Egebank'ın Murat Demirel tarafından satın alınmasından sonra eski Egebank Yönetim Kurulu Üyesi Aydoğan Semizer, bana bankanın finansman açığı olduğunu ve Almanya'da kendi çabaları ile finansman bulduğunu söyledi. Semizer, bu finansmanın kullanılabilmesi için Türkiye'deki 5 firmanın ayrı ayrı birer tane poliçe düzenleyerek İsviçre'deki Eston Firması'na göndereceğini ve bu poliçelerin paraya dönüşmesi için Almanya'ya götürülmesi gerektiğini de söyledi. Bana, BALV firmasının ismini verdi. Bu konuda Raif Zihnalı ile görüştüm. Paraya çevirme işleminden sonra bana Türkiye'de gönderileceği yeri sordular. Ben de Eston Firması'nın Sümerbank ve Akbank'taki hesap detaylarını verdim. Paralar bu hesaba gönderildi. Bu paraları çekip Ayhan Tatlıgil'e verdim.
2 milyon doları Demirel'e götürdüm
YAHYA Murat Demirel'in sahibi olduğu Universal Yatırım Holding A.Ş'de finansman müdürü olarak çalışan ve dün tutuklanan Şaban Ayhan Tatlıgil de yedek hakimlik ifadesinde, 2 milyon doları Demirel'in evine götürdüğünü söyledi. Egebank'ın, Demirel'in sahibi olduğu Otomobilcilik Ticaret A.Ş tarafından satın alınmasından sonra finansman müdürü olduğu şirket ile iç içe çalışmaya başladığını anlatan Tatlıgil, Eston Firması'nın 1998 yılında Sümerbank ve Akbank şubesindeki hesaplarına gönderdiği paraları Gökalp Baştürk ile çektiklerini, bu paraların bir kısmını şirketin ihtiyacında kullandıklarını, bir kısmını da Murat Demirel'e verdiklerini söyledi.

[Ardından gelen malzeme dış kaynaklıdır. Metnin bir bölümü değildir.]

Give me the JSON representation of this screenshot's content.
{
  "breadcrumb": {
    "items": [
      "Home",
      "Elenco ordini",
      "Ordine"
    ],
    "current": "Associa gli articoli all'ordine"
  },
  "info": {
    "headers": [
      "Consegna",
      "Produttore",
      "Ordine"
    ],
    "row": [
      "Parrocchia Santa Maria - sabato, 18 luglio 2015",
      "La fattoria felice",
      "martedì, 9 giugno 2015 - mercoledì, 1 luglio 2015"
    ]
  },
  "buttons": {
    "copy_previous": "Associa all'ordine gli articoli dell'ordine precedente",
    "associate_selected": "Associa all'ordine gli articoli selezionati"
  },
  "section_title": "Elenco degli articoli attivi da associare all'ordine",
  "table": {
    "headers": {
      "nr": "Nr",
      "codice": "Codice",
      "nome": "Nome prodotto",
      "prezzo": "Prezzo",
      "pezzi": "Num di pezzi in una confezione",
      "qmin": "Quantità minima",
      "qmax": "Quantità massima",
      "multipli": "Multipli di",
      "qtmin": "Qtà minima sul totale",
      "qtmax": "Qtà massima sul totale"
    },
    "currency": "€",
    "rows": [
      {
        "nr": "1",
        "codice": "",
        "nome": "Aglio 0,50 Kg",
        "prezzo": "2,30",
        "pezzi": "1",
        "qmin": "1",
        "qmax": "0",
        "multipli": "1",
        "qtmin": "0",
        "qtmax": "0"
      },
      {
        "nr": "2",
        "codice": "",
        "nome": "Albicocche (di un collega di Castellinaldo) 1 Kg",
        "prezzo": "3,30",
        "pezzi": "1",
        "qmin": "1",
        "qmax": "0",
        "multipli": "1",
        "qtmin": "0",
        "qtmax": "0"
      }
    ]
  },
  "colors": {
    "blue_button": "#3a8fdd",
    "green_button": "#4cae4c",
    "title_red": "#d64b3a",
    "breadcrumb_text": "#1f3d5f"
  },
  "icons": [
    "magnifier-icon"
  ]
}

Tatlıgil, ‘‘Baştürk, Egebank'a el konulmasından önce İktisat Bankası'ndan çektiği 5 milyon dolardan 2 milyon doları Yahya Murat Demirel'e vermek üzere bana teslim etti. Ben de bu parayı Demirel'e götürerek, evine bıraktım’’ dedi.
Esenler: Yurtdışında 1.2 milyon dolarım var
YAHYA Murat Demirel'in imam nikahlı eşi Ayşenur Esenler de yedek hakimlik ifadesinde, 1980-1987 yıllarında ABD'de yaşadığını, 1987 yılında eski eşi Cüneyt Torlek'ten ayrılarak Türkiye'ye döndüğünü söyledi. Eşinden boşandıktan sonra Demirel ile ‘‘Yakın ilişki ve arkadaşlığı’’ içine girdiğini belirten Esenler, yurtdışındaki bir bankada ailesi, kendisi ve kızı adına açtıkları bir hesapta 1 milyon 200 bin dolar bulunduğunu bildirdi. Esenler, bu hesaba, kendisinin ya da Demirel'in herhangi bir para yatırmadığını söyledi.